The personnel and strategic reshuffle came less than two months after DeSantis launched his presidential campaign.

“He’s going under,” Trump said of DeSantis during an interview on Fox News Sunday. The former president also suggested that he might not be in the debate next month given his lead over DeSantis and other Republicans opposed to him.

As DeSantis’ campaign refocuses publicly on Iowa, some on his team are already privately acknowledging that he must win the Iowa caucuses on January 15 to stand a realistic chance of denying Trump the GOP nomination for president.
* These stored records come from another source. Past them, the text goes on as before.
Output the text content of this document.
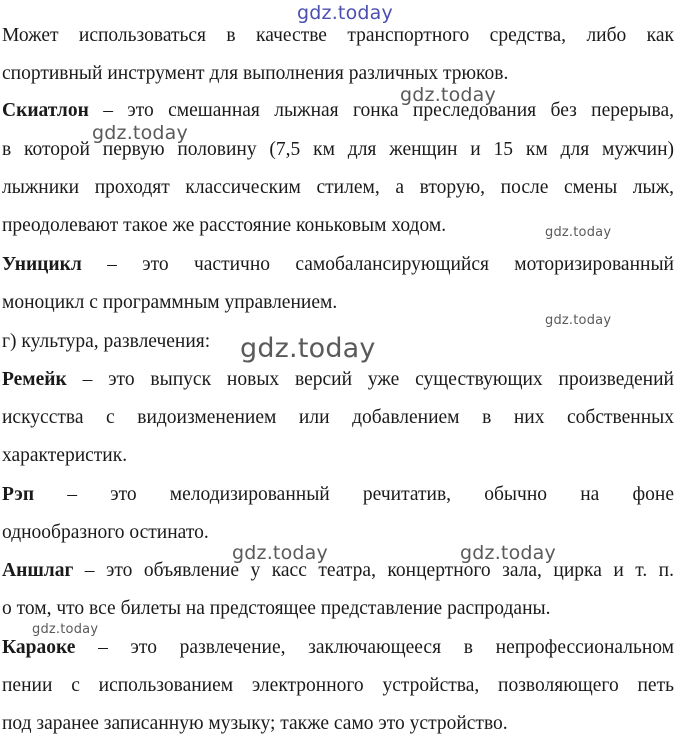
Может использоваться в качестве транспортного средства, либо как
спортивный инструмент для выполнения различных трюков.
Скиатлон – это смешанная лыжная гонка преследования без перерыва,
в которой первую половину (7,5 км для женщин и 15 км для мужчин)
лыжники проходят классическим стилем, а вторую, после смены лыж,
преодолевают такое же расстояние коньковым ходом.
Уницикл – это частично самобалансирующийся моторизированный
моноцикл с программным управлением.
г) культура, развлечения:
Ремейк – это выпуск новых версий уже существующих произведений
искусства с видоизменением или добавлением в них собственных
характеристик.
Рэп – это мелодизированный речитатив, обычно на фоне
однообразного остинато.
Аншлаг – это объявление у касс театра, концертного зала, цирка и т. п.
о том, что все билеты на предстоящее представление распроданы.
Караоке – это развлечение, заключающееся в непрофессиональном
пении с использованием электронного устройства, позволяющего петь
под заранее записанную музыку; также само это устройство.
gdz.today
gdz.today
gdz.today
gdz.today
gdz.today
gdz.today
gdz.today	gdz.today
gdz.today
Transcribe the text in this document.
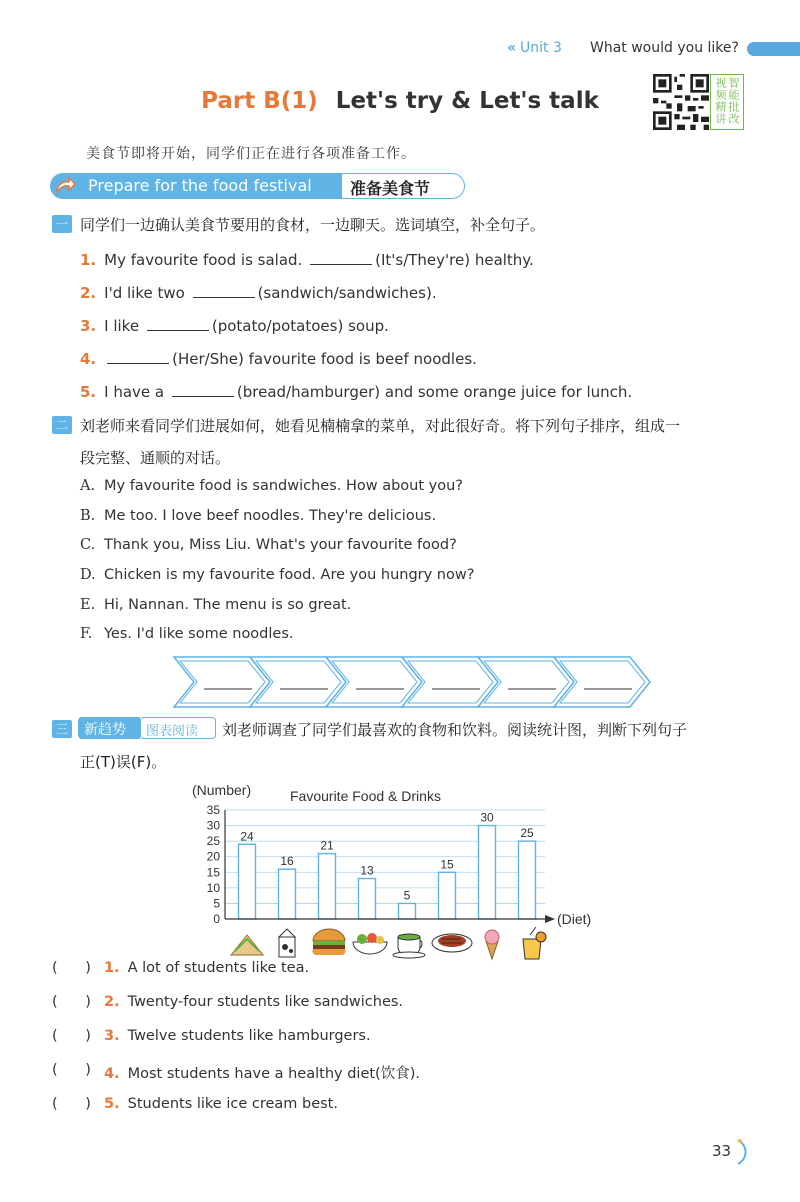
« Unit 3 What would you like?
Part B(1) Let's try & Let's talk	智能批改视频精讲
美食节即将开始，同学们正在进行各项准备工作。
Prepare for the food festival 准备美食节
一 同学们一边确认美食节要用的食材，一边聊天。选词填空，补全句子。
1. My favourite food is salad.	(It's/They're) healthy.
2. I'd like two	(sandwich/sandwiches).
3. I like	(potato/potatoes) soup.
4.	(Her/She) favourite food is beef noodles.
5. I have a	(bread/hamburger) and some orange juice for lunch.
二 刘老师来看同学们进展如何，她看见楠楠拿的菜单，对此很好奇。将下列句子排序，组成一
段完整、通顺的对话。
A. My favourite food is sandwiches. How about you?
B. Me too. I love beef noodles. They're delicious.
C. Thank you, Miss Liu. What's your favourite food?
D. Chicken is my favourite food. Are you hungry now?
E. Hi, Nannan. The menu is so great.
F. Yes. I'd like some noodles.
三 新趋势 图表阅读 刘老师调查了同学们最喜欢的食物和饮料。阅读统计图，判断下列句子
正(T)误(F)。
(Number)	Favourite Food & Drinks
0
5
10
15
20
25
30
35
24
16
21
13
5
15
30
25
(Diet)
(      ) 1. A lot of students like tea.
(      ) 2. Twenty-four students like sandwiches.
(      ) 3. Twelve students like hamburgers.
(      ) 4. Most students have a healthy diet(饮食).
(      ) 5. Students like ice cream best.
33
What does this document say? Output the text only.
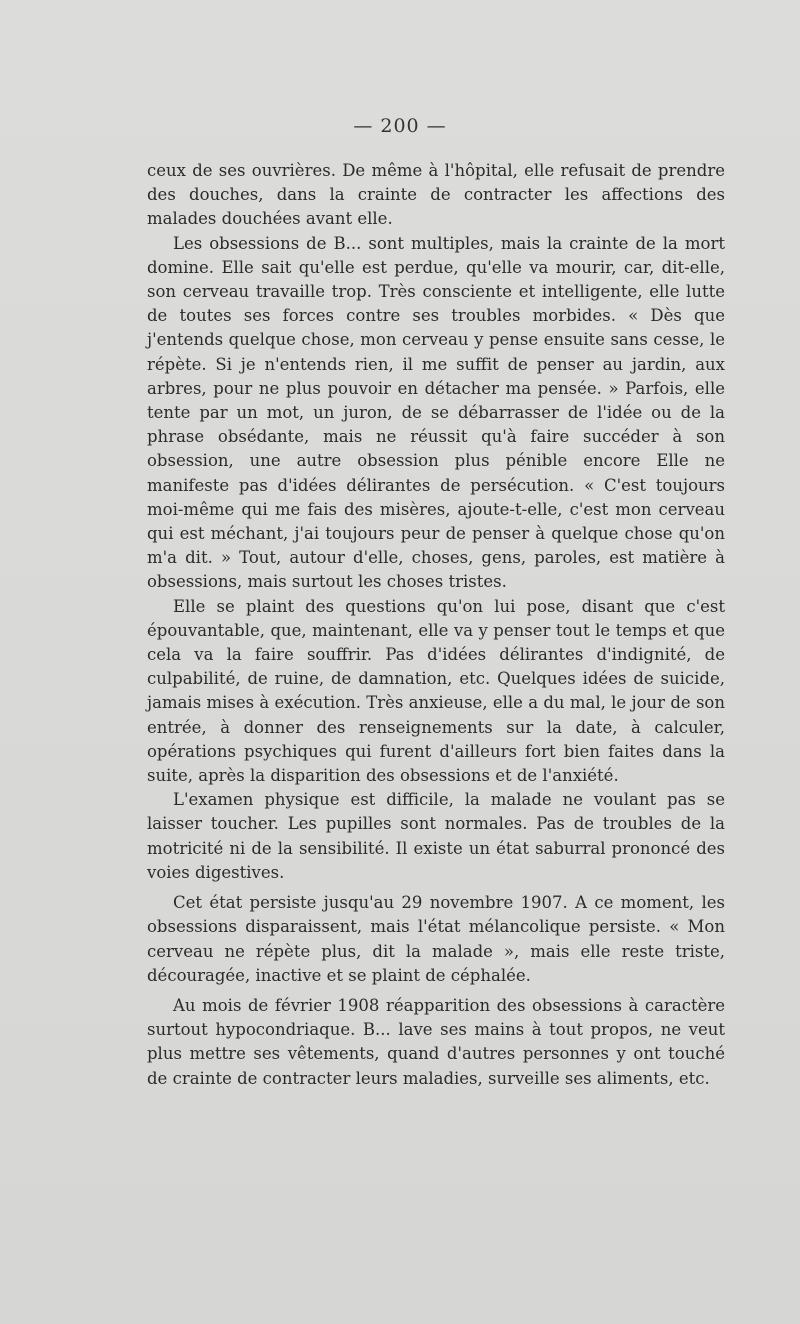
— 200 —

ceux de ses ouvrières. De même à l'hôpital, elle refusait de prendre des douches, dans la crainte de contracter les affections des malades douchées avant elle.

Les obsessions de B... sont multiples, mais la crainte de la mort domine. Elle sait qu'elle est perdue, qu'elle va mourir, car, dit-elle, son cerveau travaille trop. Très consciente et intelligente, elle lutte de toutes ses forces contre ses troubles morbides. « Dès que j'entends quelque chose, mon cerveau y pense ensuite sans cesse, le répète. Si je n'entends rien, il me suffit de penser au jardin, aux arbres, pour ne plus pouvoir en détacher ma pensée. » Parfois, elle tente par un mot, un juron, de se débarrasser de l'idée ou de la phrase obsédante, mais ne réussit qu'à faire succéder à son obsession, une autre obsession plus pénible encore Elle ne manifeste pas d'idées délirantes de persécution. « C'est toujours moi-même qui me fais des misères, ajoute-t-elle, c'est mon cerveau qui est méchant, j'ai toujours peur de penser à quelque chose qu'on m'a dit. » Tout, autour d'elle, choses, gens, paroles, est matière à obsessions, mais surtout les choses tristes.

Elle se plaint des questions qu'on lui pose, disant que c'est épouvantable, que, maintenant, elle va y penser tout le temps et que cela va la faire souffrir. Pas d'idées délirantes d'indignité, de culpabilité, de ruine, de damnation, etc. Quelques idées de suicide, jamais mises à exécution. Très anxieuse, elle a du mal, le jour de son entrée, à donner des renseignements sur la date, à calculer, opérations psychiques qui furent d'ailleurs fort bien faites dans la suite, après la disparition des obsessions et de l'anxiété.

L'examen physique est difficile, la malade ne voulant pas se laisser toucher. Les pupilles sont normales. Pas de troubles de la motricité ni de la sensibilité. Il existe un état saburral prononcé des voies digestives.

Cet état persiste jusqu'au 29 novembre 1907. A ce moment, les obsessions disparaissent, mais l'état mélancolique persiste. « Mon cerveau ne répète plus, dit la malade », mais elle reste triste, découragée, inactive et se plaint de céphalée.

Au mois de février 1908 réapparition des obsessions à caractère surtout hypocondriaque. B... lave ses mains à tout propos, ne veut plus mettre ses vêtements, quand d'autres personnes y ont touché de crainte de contracter leurs maladies, surveille ses aliments, etc.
They fear that without a clear win in the GOP’s first primary contest, Trump is likely to become an unstoppable force in a months-long primary march through a country where momentum often matters more than money.

DeSantis was keen to strengthen his ties in the state during Saturday’s performance. He described Iowa Gov. Kim Reynolds as a potential running mate and dismissed Trump’s recent complaints about her as “completely out of hand.”

“Of course,” DeSantis said when asked if he would consider a second-term Republican as his vice president if he won the GOP nomination. “I mean she is one of the best public servants in America.

And while DeSantis’ political team is full of cash compared to many other Republican contenders, Saturday’s quarterly filings with the Federal Election Commission revealed some cause for concern.

According to a federal report, DeSantis made over $20 million in his first six weeks in the race. Despite the huge sum, he also spent almost $8 million in the same period, leaving his campaign with $12.2 million at the end of June. And of that amount, roughly $3 million is for the general election and cannot be used in the GOP primary.

The report also revealed that the DeSantis campaign has dozens of paid employees and spends far more on payroll than other racers.

In the first six weeks of his campaign, DeSantis spent more than $890,000 on payroll, including benefits, insurance, payroll taxes, and processing fees, according to AP analysis. The campaign also spent over $845,000 in travel expenses, including DeSantis’ regular use of private jets.

However, DeSantis’ backing PAC supercommittee, which is legally barred from coordinating the campaign, said it has raised a staggering $130 million since the committee’s inception in March. More than half of that amount came from the state-level political committee once controlled by DeSantis.

The Never Back Down superteam has spent months building the infrastructure to support DeSantis in the first four states on the presidential nominating calendar, and even in the so-called “Super Tuesday” states that vote in early March.

Trump’s MAGA movement was ecstatic about DeSantis’ fight.

“The more he shows himself, the less attractive he seems,” tweeted longtime Trump ally Roger Stone. He added the hashtag “DeLoser”.